The overall impact of pain on shoulder JPS remains unclear, while moderate evidence for an affected sense of kinesthesia is possible. There is low evidence for an impaired sense of force among painful shoulders. Standardization between studies is lacking, limiting the range of our conclusions. Further investigation is required into well-controlled and pain-induced studies to better understand the influence of pain on shoulder proprioception.
本体感觉包括关节位置感(JPS)、运动觉、力量感和速度感等亚模式。由于肩部的活动范围非常大,它非常依赖于完整的本体感觉。此外,肩部受伤会导致本体感觉下降。目前尚不清楚疼痛和竞争的伤害性感觉如何影响肩部本体感觉。
总结评估疼痛与肩部本体感觉之间关系的文献。
从开始到 2018 年 10 月 22 日进行了文献回顾,使用电子数据库(PubMed、Web of Science、Scopus、EBSCO、CINAHL 和 Embase)。筛选检索到的引文以确定其是否符合纳入标准,并使用纽卡斯尔-渥太华量表(NOS)评估方法学质量。

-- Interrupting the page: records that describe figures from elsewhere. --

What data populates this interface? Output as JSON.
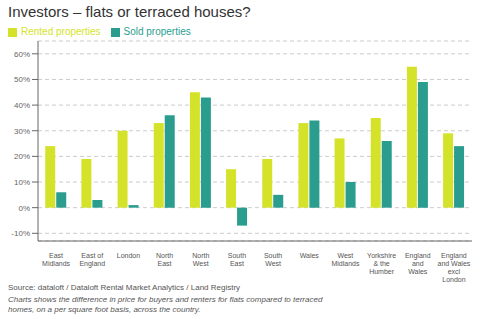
{
  "chart_data": {
    "type": "bar",
    "title": "Investors – flats or terraced houses?",
    "categories": [
      "East\nMidlands",
      "East of\nEngland",
      "London",
      "North\nEast",
      "North\nWest",
      "South\nEast",
      "South\nWest",
      "Wales",
      "West\nMidlands",
      "Yorkshire\n& the\nHumber",
      "England\nand\nWales",
      "England\nand Wales\nexcl\nLondon"
    ],
    "series": [
      {
        "name": "Rented properties",
        "color": "#d4e32a",
        "values": [
          24,
          19,
          30,
          33,
          45,
          15,
          19,
          33,
          27,
          35,
          55,
          29
        ]
      },
      {
        "name": "Sold properties",
        "color": "#2a9d8f",
        "values": [
          6,
          3,
          1,
          36,
          43,
          -7,
          5,
          34,
          10,
          26,
          49,
          24
        ]
      }
    ],
    "ylim": [
      -13,
      65
    ],
    "yticks": [
      {
        "value": -10,
        "label": "-10%"
      },
      {
        "value": 0,
        "label": "0%"
      },
      {
        "value": 10,
        "label": "10%"
      },
      {
        "value": 20,
        "label": "20%"
      },
      {
        "value": 30,
        "label": "30%"
      },
      {
        "value": 40,
        "label": "40%"
      },
      {
        "value": 50,
        "label": "50%"
      },
      {
        "value": 60,
        "label": "60%"
      }
    ],
    "grid": true,
    "legend": "top-left",
    "source": "Source: dataloft / Dataloft Rental Market Analytics / Land Registry",
    "note": "Charts shows the difference in price for buyers and renters for flats compared to terraced\nhomes, on a per square foot basis, across the country."
  }
}
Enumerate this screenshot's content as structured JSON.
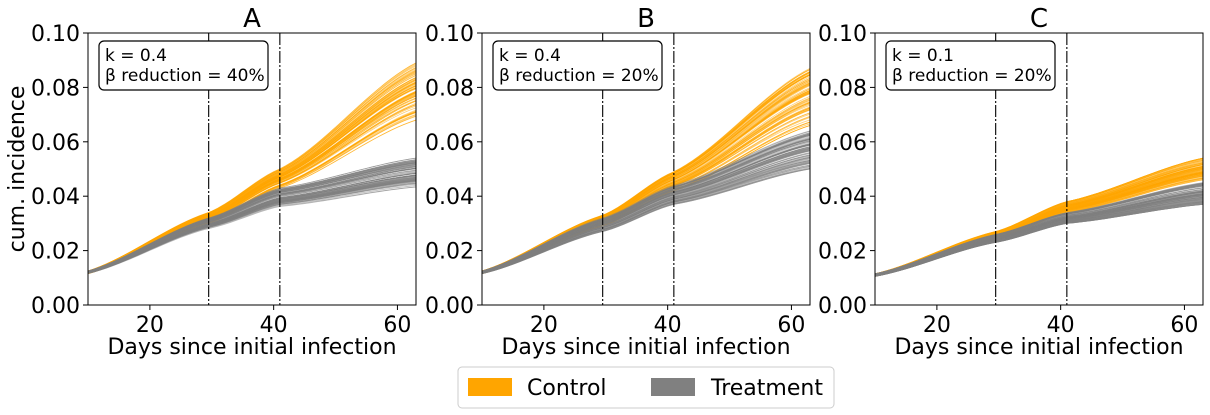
{
  "colors": {
    "control": "#ffa500",
    "treatment": "#808080"
  },
  "legend": [
    {
      "label": "Control",
      "color": "#ffa500"
    },
    {
      "label": "Treatment",
      "color": "#808080"
    }
  ],
  "chart_data": [
    {
      "type": "line",
      "title": "A",
      "xlabel": "Days since initial infection",
      "ylabel": "cum. incidence",
      "xlim": [
        10,
        63
      ],
      "ylim": [
        0,
        0.1
      ],
      "xticks": [
        20,
        40,
        60
      ],
      "yticks": [
        0.0,
        0.02,
        0.04,
        0.06,
        0.08,
        0.1
      ],
      "ytick_labels": [
        "0.00",
        "0.02",
        "0.04",
        "0.06",
        "0.08",
        "0.10"
      ],
      "vlines": [
        29.5,
        41
      ],
      "annotation": [
        "k = 0.4",
        "β reduction = 40%"
      ],
      "series": [
        {
          "name": "Control",
          "band_x": [
            10,
            29.5,
            41,
            63
          ],
          "y_mid": [
            0.012,
            0.032,
            0.046,
            0.079
          ],
          "y_low": [
            0.0115,
            0.03,
            0.043,
            0.068
          ],
          "y_high": [
            0.0125,
            0.034,
            0.05,
            0.089
          ]
        },
        {
          "name": "Treatment",
          "band_x": [
            10,
            29.5,
            41,
            63
          ],
          "y_mid": [
            0.012,
            0.03,
            0.04,
            0.049
          ],
          "y_low": [
            0.0115,
            0.028,
            0.036,
            0.043
          ],
          "y_high": [
            0.0125,
            0.032,
            0.043,
            0.054
          ]
        }
      ]
    },
    {
      "type": "line",
      "title": "B",
      "xlabel": "Days since initial infection",
      "ylabel": "",
      "xlim": [
        10,
        63
      ],
      "ylim": [
        0,
        0.1
      ],
      "xticks": [
        20,
        40,
        60
      ],
      "yticks": [
        0.0,
        0.02,
        0.04,
        0.06,
        0.08,
        0.1
      ],
      "ytick_labels": [
        "0.00",
        "0.02",
        "0.04",
        "0.06",
        "0.08",
        "0.10"
      ],
      "vlines": [
        29.5,
        41
      ],
      "annotation": [
        "k = 0.4",
        "β reduction = 20%"
      ],
      "series": [
        {
          "name": "Control",
          "band_x": [
            10,
            29.5,
            41,
            63
          ],
          "y_mid": [
            0.012,
            0.031,
            0.045,
            0.076
          ],
          "y_low": [
            0.0115,
            0.029,
            0.042,
            0.066
          ],
          "y_high": [
            0.0125,
            0.033,
            0.049,
            0.087
          ]
        },
        {
          "name": "Treatment",
          "band_x": [
            10,
            29.5,
            41,
            63
          ],
          "y_mid": [
            0.012,
            0.03,
            0.041,
            0.058
          ],
          "y_low": [
            0.0115,
            0.027,
            0.037,
            0.05
          ],
          "y_high": [
            0.0125,
            0.032,
            0.044,
            0.064
          ]
        }
      ]
    },
    {
      "type": "line",
      "title": "C",
      "xlabel": "Days since initial infection",
      "ylabel": "",
      "xlim": [
        10,
        63
      ],
      "ylim": [
        0,
        0.1
      ],
      "xticks": [
        20,
        40,
        60
      ],
      "yticks": [
        0.0,
        0.02,
        0.04,
        0.06,
        0.08,
        0.1
      ],
      "ytick_labels": [
        "0.00",
        "0.02",
        "0.04",
        "0.06",
        "0.08",
        "0.10"
      ],
      "vlines": [
        29.5,
        41
      ],
      "annotation": [
        "k = 0.1",
        "β reduction = 20%"
      ],
      "series": [
        {
          "name": "Control",
          "band_x": [
            10,
            29.5,
            41,
            63
          ],
          "y_mid": [
            0.011,
            0.026,
            0.036,
            0.05
          ],
          "y_low": [
            0.0105,
            0.024,
            0.034,
            0.046
          ],
          "y_high": [
            0.0115,
            0.027,
            0.038,
            0.054
          ]
        },
        {
          "name": "Treatment",
          "band_x": [
            10,
            29.5,
            41,
            63
          ],
          "y_mid": [
            0.011,
            0.025,
            0.032,
            0.041
          ],
          "y_low": [
            0.0105,
            0.023,
            0.03,
            0.037
          ],
          "y_high": [
            0.0115,
            0.026,
            0.034,
            0.045
          ]
        }
      ]
    }
  ]
}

纳入了 11 项研究(n=447 例肩部疼痛患者,n=20 例实验性诱导疼痛[EIP]/n=600 例疼痛性肩部和 n=20[EIP])。研究的平均方法学质量较好(76%)。5 项研究调查了主动 JPS,4 项研究调查了被动 JPS,6 项研究调查了运动觉,1 项研究测量了力量感,没有研究调查了速度感。有中度证据表明疼痛性肩部的运动觉受损,低证据表明力量感降低。其他本体感觉亚模式的证据存在冲突。
疼痛对肩部 JPS 的总体影响仍不清楚,而运动觉受损的中度证据是可能的。疼痛性肩部的力量感可能受损。研究之间缺乏标准化,限制了我们结论的范围。需要进一步进行对照良好和疼痛诱导的研究,以更好地了解疼痛对肩部本体感觉的影响。